Thanks for providing 324.40118(1). Which still says that it is a violation of an order, but attaches misdemeanor penalities to it, which is still not denoted in 28.425b. 
I see now by checking other threads and former questions raised about your answers, you don't like to debate. 
Sorry as I was under the impression that a forum worked that way, I see that this one doesn't.


----------



## mich buckmaster (Nov 20, 2001)

Duhunter, So what you are saying is that it is OK to be a VIOLATOR because you are just going to get a misdemeaner. That is RIDICULOUS!!!!!

Boehr, Close this BS!!!!!!!


----------



## boehr (Jan 31, 2000)

Serves no purpose to debate what the law says. If you wish to debate, go to Sound Off. I see you continue to hide in anonymity though.


----------



## boehr (Jan 31, 2000)

fatboy said:


> "You have a choice, you can go bow hunting legally and not carry your pistol or you can carry your pistol and not bow hunt"
> 
> Agreed and obeyed ! The question is what purpose does the law serve? Is this a question that could be fairly debated in this forum? Is the mindset that bowhunters will start shooting deer with there pistol? I really cannot understand the logic.
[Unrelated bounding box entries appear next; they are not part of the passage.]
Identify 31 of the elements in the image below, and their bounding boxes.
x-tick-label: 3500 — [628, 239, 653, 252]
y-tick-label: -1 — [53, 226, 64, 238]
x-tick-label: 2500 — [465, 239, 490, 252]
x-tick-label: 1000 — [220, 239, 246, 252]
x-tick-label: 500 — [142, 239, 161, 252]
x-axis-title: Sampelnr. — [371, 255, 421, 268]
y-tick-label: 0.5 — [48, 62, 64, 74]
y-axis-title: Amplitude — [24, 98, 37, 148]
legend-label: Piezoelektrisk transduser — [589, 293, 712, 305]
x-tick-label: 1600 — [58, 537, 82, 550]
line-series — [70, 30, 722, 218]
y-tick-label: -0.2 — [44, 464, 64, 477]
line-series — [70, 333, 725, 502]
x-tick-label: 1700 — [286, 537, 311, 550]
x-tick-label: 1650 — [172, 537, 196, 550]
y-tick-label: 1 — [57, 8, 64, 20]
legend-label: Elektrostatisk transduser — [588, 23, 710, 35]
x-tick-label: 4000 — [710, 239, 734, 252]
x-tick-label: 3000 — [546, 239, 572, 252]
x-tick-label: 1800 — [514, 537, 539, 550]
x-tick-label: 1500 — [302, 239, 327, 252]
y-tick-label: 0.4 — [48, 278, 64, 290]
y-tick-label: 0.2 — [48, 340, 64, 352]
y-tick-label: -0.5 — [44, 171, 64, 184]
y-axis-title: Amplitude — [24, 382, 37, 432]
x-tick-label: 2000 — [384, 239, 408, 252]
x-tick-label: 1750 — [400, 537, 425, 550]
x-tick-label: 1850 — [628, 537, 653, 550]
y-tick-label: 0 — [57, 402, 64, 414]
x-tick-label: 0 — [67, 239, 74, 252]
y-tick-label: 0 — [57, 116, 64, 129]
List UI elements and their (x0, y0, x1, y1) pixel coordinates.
fatboy asked a legit question and I did want to answer this for him.

I can't tell you why the law came about because that law was written before my time, decades ago. I can tell you that every year, yes 'every' year, all over the state we do catch people with firearms while bow hunting.

If you were to check with some of the deer processors in your area providing they will talk with you they could tell you that they find bullets in deer that they cut up during bow season that were supposedly shot with a bow. Some of the processors in my District have a very good relationship with the local officer and provide that type of information to the officers. That is also why my officers do routine inspections of deer processors, looking for deer taken illegally, not just bullets but many different things. That is just from the dummies that take a deer that was poached to a processor.

The next thing is, why should it be ok for one person that has a carry permit to have a pistol while bow hunting and for a person who doesn't have a carry permit to wear the pistol exposed (wear it legally) while out bow hunting? Why don't we make it legal for a guy to take their shotgun while out bow hunting so it they see a grouse or squirrel they could shoot it with their shotgun? My main concern is, where does it stop?

Bow hunting is suppose to be a recreational activity. It has been done legally without a person having to carry a pistol for decades. Now all of a sudden, people come up with excuses like for protection from bears, trespassers, protection in general. These great hunters, that we lost so many prior to the change in the carry law, must have had one heck of a time before the change in the carry law.


----------